Structured settlements gained popularity in the 1980s after the U.S. Congress passed the Periodic Payment Settlement Act of 1982. The Act served as the federal government’s buy-in with the earlier IRS ruling and extended restrictions to the state governments, barring them from taxing structured settlement income from personal injury cases.
By 1985, the National Structured Settlements Trade Association was formed to preserve and promote structured settlements to injury claimants through education and advocacy.
Over a decade later, the Small Business Job Protection Act of 1996 set limitations on the types of personal damage cases eligible to receive tax benefits. As a result, only damages from “personal physical injuries or physical sickness” can exclude payments from gross income. Payments from punitive damages were no longer eligible for tax exclusions.
Today, structured settlements remain a trusted source of financial security, with an estimated $10 billion in annual payments issued to over 30,000 recipients.
Read More: Structured Settlement Protection Acts
Frequently Asked Questions About Structured Settlements
An alternative to a lump-sum payout, structured settlements are periodic payments typically made to a plaintiff who wins or settles a personal injury lawsuit. Instead of receiving a lump sum of money for damages, the defendant makes a series of scheduled payments to the plaintiff over time. The result of receiving a structured settlement is increased financial security for the plaintiff and assistance to pay for medical bills or other necessities.

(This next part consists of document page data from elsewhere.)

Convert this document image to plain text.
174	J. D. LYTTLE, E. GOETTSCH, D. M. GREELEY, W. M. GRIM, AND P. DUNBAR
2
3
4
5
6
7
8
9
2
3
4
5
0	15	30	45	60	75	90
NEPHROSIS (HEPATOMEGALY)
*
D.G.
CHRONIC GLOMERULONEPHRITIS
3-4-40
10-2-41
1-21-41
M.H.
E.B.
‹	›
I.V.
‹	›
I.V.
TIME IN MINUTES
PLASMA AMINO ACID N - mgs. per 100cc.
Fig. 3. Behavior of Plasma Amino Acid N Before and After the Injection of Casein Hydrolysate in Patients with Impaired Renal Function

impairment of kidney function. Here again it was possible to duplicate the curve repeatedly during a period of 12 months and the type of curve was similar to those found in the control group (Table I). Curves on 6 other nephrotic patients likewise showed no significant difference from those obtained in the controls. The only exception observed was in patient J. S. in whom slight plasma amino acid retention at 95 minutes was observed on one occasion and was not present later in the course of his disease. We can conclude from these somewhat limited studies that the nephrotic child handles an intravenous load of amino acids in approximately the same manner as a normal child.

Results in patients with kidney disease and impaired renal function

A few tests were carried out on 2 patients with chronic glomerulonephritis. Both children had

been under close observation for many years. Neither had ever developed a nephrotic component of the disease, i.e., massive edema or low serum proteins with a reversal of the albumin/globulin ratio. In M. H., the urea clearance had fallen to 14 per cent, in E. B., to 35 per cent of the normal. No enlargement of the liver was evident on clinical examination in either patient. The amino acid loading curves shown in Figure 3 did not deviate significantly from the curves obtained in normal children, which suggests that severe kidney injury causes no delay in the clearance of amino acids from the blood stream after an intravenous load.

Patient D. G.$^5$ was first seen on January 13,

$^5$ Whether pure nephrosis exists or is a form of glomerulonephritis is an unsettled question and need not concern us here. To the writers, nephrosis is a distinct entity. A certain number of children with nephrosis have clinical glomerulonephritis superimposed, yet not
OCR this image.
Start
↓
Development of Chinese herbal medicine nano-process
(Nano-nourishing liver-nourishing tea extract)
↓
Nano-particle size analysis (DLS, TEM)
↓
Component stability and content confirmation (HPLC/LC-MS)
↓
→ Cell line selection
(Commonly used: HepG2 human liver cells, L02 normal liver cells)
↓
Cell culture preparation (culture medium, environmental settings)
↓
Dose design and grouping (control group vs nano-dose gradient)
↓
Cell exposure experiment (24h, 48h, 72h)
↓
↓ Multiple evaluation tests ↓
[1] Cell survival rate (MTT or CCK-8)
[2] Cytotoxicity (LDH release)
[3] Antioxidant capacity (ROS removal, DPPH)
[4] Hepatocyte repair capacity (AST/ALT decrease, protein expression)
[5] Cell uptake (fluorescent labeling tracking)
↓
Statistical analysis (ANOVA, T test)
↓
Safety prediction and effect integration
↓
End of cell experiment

A structured settlement follows a court process, and it is a stream of payments determined through negotiations between a plaintiff and a defendant. An annuity is a financial product that guarantees regular payments over time from an insurance company. Contrary to a structured settlement, an annuity itself does not require litigation.
You can sell your structured settlement payments to a reputable factoring company, otherwise known as a purchasing company. It is important to do your research and compare quotes from multiple trustworthy settlement buyers.
Selling a structured settlement is not a dollar-for-dollar exchange. The purchasing company will charge a discount rate, which typically ranges between 9% and 18% of the settlement’s worth. You can calculate the present value — or the cash value if you sell your future payments — if you know the discount rate, the dollar amount of each payment and the number of payments you wish to sell.
Structured settlements don’t come with the tax implications of lump-sum payments. If you invest the money from your lump-sum settlement, you have to pay taxes on the interest, dividends and capital gains you earn. But payments from your structured settlement and the interest it earns are free of state and federal taxes.